« Reprenez ce que je disais au moment de l’installation de la VAR. On est en plein dedans. Parce que c’est toujours soumis à l’interprétation de l’homme (...) Oui, la VAR a réglé certains problèmes mais pour moi fondamentalement ça n’a rien modifié », déclarait Bruno Genesio en janvier dernier en conférence de presse. Et l’avis de l’entraîneur de l’OL n’a toujours pas changé. Encore moins après la semaine qu’il vient de vivre avec son équipe. Mercredi, en huitième de finale retour de l’UEFA Champions League, l’arbitre sifflait un pénalty très litigieux pour le Barça après que Luis Suarez se soit écroulé dans la surface suite à un contact avec Jason Denayer. Malgré les contestations du défenseur de l’OL, Monsieur Szymon Marciniak restait ferme. Ce dimanche, les pensionnaires du Groupama Stadium ont dû faire face à une nouvelle décision en leur défaveur. Lancé dans la surface, Martin Terrier tombait suite à un contact avec Hilton. Mais après l’utilisation de l’arbitrage vidéo, Monsieur Turpin n’accordait pas pénalty.
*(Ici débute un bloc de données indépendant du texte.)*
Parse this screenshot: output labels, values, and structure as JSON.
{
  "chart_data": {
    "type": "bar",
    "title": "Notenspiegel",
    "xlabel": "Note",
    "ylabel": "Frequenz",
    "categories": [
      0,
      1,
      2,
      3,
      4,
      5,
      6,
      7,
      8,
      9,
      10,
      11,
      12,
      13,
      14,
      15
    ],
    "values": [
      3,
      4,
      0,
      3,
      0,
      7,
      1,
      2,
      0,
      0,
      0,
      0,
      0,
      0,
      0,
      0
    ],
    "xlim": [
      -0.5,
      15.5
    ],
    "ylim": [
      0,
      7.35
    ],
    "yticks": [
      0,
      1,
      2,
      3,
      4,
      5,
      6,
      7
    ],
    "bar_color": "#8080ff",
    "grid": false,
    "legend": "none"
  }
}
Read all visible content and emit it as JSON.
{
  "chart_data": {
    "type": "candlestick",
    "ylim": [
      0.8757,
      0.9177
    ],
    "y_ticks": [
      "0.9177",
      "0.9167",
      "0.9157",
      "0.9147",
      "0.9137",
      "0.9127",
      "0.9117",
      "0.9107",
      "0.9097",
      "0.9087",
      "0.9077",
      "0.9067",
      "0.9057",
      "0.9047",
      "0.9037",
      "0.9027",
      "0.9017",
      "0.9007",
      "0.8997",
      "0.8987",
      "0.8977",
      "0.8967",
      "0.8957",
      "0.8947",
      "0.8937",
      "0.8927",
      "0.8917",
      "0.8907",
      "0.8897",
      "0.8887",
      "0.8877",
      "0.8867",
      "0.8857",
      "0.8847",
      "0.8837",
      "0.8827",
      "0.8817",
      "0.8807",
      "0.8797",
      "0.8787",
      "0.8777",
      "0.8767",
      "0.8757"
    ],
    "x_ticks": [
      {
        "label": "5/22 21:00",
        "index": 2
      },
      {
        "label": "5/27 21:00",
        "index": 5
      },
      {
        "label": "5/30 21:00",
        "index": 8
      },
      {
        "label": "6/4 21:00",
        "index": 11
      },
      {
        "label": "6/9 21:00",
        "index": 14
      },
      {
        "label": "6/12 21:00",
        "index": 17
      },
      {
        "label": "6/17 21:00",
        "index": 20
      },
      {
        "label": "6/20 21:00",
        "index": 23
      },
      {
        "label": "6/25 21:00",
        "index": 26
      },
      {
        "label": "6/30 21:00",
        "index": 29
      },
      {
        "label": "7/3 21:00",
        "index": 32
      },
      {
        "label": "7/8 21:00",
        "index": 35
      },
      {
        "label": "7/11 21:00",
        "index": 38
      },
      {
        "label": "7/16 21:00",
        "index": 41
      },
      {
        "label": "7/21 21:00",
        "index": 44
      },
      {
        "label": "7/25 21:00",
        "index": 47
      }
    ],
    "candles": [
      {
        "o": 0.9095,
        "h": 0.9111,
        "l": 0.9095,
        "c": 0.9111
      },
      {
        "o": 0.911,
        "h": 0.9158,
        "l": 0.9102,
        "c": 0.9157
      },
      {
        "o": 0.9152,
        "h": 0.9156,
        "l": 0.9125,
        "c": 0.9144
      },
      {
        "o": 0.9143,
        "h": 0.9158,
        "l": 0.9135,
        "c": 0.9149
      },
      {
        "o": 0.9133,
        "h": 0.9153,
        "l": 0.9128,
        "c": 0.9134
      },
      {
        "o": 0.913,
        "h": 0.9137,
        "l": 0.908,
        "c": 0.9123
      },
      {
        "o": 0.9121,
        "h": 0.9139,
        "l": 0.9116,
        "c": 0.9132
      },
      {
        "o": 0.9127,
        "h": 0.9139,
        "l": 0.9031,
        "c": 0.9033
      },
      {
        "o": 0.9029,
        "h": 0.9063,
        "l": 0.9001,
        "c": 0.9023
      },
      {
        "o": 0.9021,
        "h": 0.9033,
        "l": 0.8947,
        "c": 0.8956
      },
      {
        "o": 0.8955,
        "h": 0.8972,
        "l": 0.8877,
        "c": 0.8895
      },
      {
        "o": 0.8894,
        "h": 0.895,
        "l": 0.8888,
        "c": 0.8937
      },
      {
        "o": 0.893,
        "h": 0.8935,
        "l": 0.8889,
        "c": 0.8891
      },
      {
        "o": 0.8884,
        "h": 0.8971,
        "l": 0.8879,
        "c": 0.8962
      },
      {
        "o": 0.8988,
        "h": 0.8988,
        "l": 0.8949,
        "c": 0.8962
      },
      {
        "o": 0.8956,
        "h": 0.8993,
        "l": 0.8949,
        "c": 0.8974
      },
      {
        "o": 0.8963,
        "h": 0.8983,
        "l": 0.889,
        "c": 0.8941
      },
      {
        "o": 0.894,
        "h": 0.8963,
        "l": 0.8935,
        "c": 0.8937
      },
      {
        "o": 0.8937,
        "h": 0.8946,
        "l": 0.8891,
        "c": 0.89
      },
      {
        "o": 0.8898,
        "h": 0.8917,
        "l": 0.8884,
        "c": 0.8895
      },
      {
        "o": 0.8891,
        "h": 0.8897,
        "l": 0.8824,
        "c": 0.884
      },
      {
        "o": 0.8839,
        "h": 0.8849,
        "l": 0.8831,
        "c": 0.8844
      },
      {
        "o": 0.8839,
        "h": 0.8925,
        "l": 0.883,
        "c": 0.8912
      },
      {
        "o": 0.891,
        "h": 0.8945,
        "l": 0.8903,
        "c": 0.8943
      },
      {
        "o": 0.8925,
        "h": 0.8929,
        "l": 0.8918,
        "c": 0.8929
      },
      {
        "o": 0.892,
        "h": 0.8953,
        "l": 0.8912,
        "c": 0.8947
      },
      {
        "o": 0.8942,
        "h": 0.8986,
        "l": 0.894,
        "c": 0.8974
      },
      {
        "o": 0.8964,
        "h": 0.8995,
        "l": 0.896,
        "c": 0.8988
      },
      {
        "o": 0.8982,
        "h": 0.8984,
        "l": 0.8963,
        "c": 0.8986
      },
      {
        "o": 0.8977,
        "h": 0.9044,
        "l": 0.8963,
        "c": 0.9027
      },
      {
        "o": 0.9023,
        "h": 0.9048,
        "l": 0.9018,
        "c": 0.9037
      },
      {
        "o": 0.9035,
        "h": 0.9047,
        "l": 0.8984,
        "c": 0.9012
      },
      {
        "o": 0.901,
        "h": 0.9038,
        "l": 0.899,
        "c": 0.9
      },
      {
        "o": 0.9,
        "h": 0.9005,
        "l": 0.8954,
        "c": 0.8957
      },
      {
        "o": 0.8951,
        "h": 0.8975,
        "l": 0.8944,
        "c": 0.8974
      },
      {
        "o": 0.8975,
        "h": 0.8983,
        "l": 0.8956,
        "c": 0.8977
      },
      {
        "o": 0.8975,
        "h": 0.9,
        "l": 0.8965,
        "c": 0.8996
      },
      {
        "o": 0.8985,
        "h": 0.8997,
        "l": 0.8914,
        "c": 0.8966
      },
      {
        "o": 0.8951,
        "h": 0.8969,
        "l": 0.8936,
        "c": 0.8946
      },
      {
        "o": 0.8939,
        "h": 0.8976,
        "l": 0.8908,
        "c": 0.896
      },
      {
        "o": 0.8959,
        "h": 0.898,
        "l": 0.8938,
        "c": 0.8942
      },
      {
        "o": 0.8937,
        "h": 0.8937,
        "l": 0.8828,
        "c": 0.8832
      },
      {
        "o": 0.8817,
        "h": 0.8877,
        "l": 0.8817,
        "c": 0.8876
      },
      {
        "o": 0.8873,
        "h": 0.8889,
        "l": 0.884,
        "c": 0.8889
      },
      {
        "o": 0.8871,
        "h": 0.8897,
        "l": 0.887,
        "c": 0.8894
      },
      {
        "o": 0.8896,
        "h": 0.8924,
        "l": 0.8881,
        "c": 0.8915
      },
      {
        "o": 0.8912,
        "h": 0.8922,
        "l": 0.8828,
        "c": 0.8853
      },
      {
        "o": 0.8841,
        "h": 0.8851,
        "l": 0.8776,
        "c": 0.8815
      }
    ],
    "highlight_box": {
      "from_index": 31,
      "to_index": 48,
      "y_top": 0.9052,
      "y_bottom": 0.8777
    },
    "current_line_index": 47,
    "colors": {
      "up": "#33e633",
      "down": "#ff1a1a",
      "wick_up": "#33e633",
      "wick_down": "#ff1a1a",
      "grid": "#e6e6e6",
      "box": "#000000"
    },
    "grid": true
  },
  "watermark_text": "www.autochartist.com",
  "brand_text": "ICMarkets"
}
Une décision sur laquelle Bruno Genesio est revenu après la rencontre, lui qui a échangé l’arbitre. « C’était très courtois (sa discussion avec Turpin) car c’est un arbitre que j’apprécie énormément, qui est certainement un des meilleurs en France et en Europe. J’ai simplement dit que ça ne servait à rien d’avoir un outil s’il ne corrigeait pas les erreurs. Sans voir les images, je suis persuadé qu’il y a pénalty. Ce n’est pas Clément Turpin, il faut réfléchir au fonctionnement de la VAR. Ça fait quand même deux matches...Alors je sais que certains ont dit qu’on avait perdu 5-1 à Barcelone, mais le pénalty c’est le premier but. Donc le premier but dans un match éliminatoire comme celui qu’on a joué mercredi, il est très important. Je ne sais s’il y en a un ou une qui me dit ici qu’il y a pénalty sur Luis Suarez. Donc il faut m’expliquer à quoi sert la VAR ». Relancé sur le sujet, l’entraîneur des Gones a persisté.

Genesio ne comprend pas

« Je ne l’explique pas. Je demande justement qu’on m’explique comment on peut ne pas changer une décision en voyant les images lorsque c’est évident, flagrant, incontestable...Je ne sais pas. Je ne sais pas répondre à cette question (...) Encore une fois, ce n’est pas sur Monsieur Turpin, c’est sur le fonctionnement de la VAR en général. Ça ne sert à rien de nous faire des réunions pour nous expliquer qu’on revient à la VAR quand il y a un but qui est accordé et qui peut être entaché d’une faute, qu’on revient sur les pénalty, et qu’on ne modifie pas les choses. Surtout quand c’est évident ». Quelques minutes après, son président, Jean-Michel Aulas, s’est présenté face aux médias. Lui aussi a évoqué l’arbitrage vidéo.

« On vient de revoir attentivement les images. Il y a pénalty, c’est indiscutable. Comme il n’y avait pas pénalty, de manière indiscutable, à Barcelone. Chacun en tirera les conclusions qu’il voudra. Je pense qu’il faut parfois essayer d’expliquer pour que les médias, les consultants et les institutions, la Fédération (FFF) et la Ligue (LFP) pour ce qui concerne l’UEFA, expriment un certain nombre d’inquiétudes. Là, on a l’impression qu’il y a plus qu’un problème d’utilisation de la VAR, qui est un problème d’inéquité. Ça s’est bien terminé avec cette victoire 3-2, ce qui n’a pas été le cas à Barcelone où je pense que les incidents de jeu, la blessure d’Anthony Lopes, qui mérite sûrement aussi un petit quelque chose ; et ce pénalty qui n’y était pas ». L’histoire s’est un peu mieux terminée qu’à Barcelone pour les Gones qui se sont imposés 3 à 2 face au MHSC.